Arab Center for Research and Policy Studies
About the job
We are seeking a highly skilled and experienced Linux Administrator to join our team. The ideal candidate will have a strong background in Linux system administration, virtualization using KVM, high performance computing, and cloud computing platforms such as AWS and Azure. As a Linux Administrator, she/he will be responsible for supporting research and development activities using Linux platforms for Machine Learning and Artificial Intelligence (ML/AI). He should be resourceful with the open-source solutions and production pipelines in ML/AI and familiar with the latest technologies for working with large language models.
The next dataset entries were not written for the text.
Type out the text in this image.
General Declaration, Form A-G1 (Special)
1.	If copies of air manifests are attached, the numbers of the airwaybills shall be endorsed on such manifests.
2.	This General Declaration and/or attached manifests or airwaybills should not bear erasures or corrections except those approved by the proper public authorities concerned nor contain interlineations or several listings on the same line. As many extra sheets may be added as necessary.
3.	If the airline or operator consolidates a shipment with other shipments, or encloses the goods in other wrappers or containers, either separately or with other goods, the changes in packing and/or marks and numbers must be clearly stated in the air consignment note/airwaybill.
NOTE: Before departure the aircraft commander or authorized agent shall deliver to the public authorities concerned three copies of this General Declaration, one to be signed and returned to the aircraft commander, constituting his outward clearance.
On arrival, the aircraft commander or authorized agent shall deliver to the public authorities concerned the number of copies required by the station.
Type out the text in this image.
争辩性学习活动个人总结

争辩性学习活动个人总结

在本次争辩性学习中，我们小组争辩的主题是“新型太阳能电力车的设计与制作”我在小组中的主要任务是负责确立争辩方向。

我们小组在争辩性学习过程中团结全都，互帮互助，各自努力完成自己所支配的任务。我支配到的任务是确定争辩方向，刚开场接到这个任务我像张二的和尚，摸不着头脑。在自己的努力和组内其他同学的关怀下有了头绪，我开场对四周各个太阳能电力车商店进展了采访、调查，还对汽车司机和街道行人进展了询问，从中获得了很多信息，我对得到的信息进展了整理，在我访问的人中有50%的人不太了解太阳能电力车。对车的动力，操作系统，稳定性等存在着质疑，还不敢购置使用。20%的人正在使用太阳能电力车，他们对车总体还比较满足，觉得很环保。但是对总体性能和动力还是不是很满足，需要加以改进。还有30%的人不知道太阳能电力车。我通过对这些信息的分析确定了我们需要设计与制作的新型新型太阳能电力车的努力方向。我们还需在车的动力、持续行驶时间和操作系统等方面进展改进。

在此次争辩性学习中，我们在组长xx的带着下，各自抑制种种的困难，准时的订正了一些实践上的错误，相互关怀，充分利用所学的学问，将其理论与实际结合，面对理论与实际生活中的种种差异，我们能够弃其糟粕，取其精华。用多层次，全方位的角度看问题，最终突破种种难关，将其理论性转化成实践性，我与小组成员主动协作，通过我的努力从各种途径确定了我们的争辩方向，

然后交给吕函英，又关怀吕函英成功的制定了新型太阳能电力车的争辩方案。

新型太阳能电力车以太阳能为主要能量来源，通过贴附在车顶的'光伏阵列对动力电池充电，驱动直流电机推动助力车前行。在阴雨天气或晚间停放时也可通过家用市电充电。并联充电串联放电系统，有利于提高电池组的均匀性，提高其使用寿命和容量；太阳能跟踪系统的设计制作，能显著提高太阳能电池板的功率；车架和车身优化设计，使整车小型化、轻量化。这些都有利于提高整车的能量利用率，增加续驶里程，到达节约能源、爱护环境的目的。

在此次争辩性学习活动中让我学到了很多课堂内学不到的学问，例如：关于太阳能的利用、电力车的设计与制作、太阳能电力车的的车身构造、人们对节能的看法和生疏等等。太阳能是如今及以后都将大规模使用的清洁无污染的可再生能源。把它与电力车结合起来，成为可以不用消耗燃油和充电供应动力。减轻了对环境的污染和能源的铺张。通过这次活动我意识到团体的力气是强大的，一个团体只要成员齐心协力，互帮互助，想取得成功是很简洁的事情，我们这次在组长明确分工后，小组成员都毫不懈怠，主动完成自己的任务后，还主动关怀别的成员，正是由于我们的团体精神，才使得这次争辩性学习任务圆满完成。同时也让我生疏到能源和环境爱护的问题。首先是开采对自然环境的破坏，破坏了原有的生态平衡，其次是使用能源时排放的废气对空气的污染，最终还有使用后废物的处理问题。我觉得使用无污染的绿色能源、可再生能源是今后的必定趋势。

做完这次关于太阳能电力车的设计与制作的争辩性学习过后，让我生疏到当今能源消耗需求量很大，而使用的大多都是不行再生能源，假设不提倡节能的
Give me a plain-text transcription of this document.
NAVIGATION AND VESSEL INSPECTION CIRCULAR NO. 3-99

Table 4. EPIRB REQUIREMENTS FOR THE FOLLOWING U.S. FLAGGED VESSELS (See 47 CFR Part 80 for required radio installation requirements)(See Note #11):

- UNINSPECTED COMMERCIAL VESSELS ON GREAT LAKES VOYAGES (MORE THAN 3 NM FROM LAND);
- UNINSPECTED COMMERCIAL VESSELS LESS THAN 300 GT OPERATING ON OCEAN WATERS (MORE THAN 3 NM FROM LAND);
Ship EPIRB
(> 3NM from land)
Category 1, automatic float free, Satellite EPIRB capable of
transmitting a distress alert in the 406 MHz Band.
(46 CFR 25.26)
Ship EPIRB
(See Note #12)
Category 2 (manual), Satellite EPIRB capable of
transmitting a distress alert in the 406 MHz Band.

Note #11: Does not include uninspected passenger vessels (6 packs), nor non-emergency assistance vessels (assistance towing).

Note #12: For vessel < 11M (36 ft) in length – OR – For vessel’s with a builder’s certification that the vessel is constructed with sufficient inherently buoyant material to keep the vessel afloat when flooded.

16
She/He will be managing and maintaining our Linux-based systems, virtualization infrastructure, and cloud resources to ensure high availability, security, and performance.
· Linux System Administration:
o Install, configure, and maintain Linux servers (Red Hat, CentOS, Ubuntu, etc.).
o Perform system upgrades, patches, and security hardening.
o Monitor system performance and troubleshoot issues.
o Manage user accounts, permissions, and file systems.
o Implement and maintain backup and disaster recovery solutions. (Veeam Backup Tool Experience is a plus)
· Virtualization (KVM):
o Set up and manage virtual machines using KVM (Kernel-based Virtual Machine).
o Allocate resources, configure networking, and optimize VM performance.
o Troubleshoot virtualization-related issues and ensure high availability.
o Good understanding of Oracle Linux Virtualization Manager.
o Good understanding of Hard Partitioning with Oracle Linux KVM
o Hands on experience in Virtual CPU pinning to optimize the usage of oracle DB and WebLogic licenses.
· High Performance Computing and ML/AI:
o Experience with HPC scheduling software.
o Experience with the installation and systems administration of high-performance compute (HPC) systems including Linux clusters and parallel data storage systems.
o Experience with a range of programming languages relevant for systems administration and HPC.
o Experience with supporting open source development stacks and pipelines for ML/AI technologies.
· Cloud Computing (AWS and Azure):
o Deploy and manage cloud instances and services on AWS and Azure.
o Monitor and optimize cloud resources for cost efficiency.
o Implement security best practices for cloud environments.
o Manage cloud-based databases, storage, and networking components.
· Automation and Scripting:
o Develop and maintain automation scripts (Bash, Python, etc.) for routine tasks.
o Implement Infrastructure as Code (IaC) using tools like Terraform or Ansible
· Security and Compliance:
o Implement security policies, access controls, and firewall rules.
o Perform regular security audits and vulnerability assessments.
o Ensure compliance with industry standards and regulations.
· Collaboration and Documentation:
o Collaborate with cross-functional teams to support application deployments.
o Maintain comprehensive documentation of system configurations and procedures.
o Provide training and guidance to team members as needed.
o Ability to write relevant components of a proposal document (e.g., Prepare RFP, Answer specific RFP questions).
o Implement and document processes and procedures to ensure compliance with standard business practices.
· Troubleshooting and Support:
o Provide support for critical systems and respond to incidents promptly.
o Troubleshoot and resolve system and network issues.
o Participate in On-Call rotation schedules.
o Good knowledge of ITIL concept, Incident, Change and Problem Management process and ticketing tool. (Knowledge in Service Now tool is a plus
· Bachelor’s degree in computer science, Information Technology, or related field (or equivalent experience).
· Proven experience as a Linux Administrator with at least 5 years of experience.
· Strong expertise in virtualization technologies, specifically KVM.
· Strong expertise in HPC.
· Hands-on experience with AWS and Azure cloud platforms.
· Proficiency in scripting and automation.
· Knowledge of networking protocols and security best practices.
· Excellent problem-solving and communication skills.
· Relevant certifications (e.g., RHCE, AWS Certified SysOps Administrator, Azure Administrator) is a plus.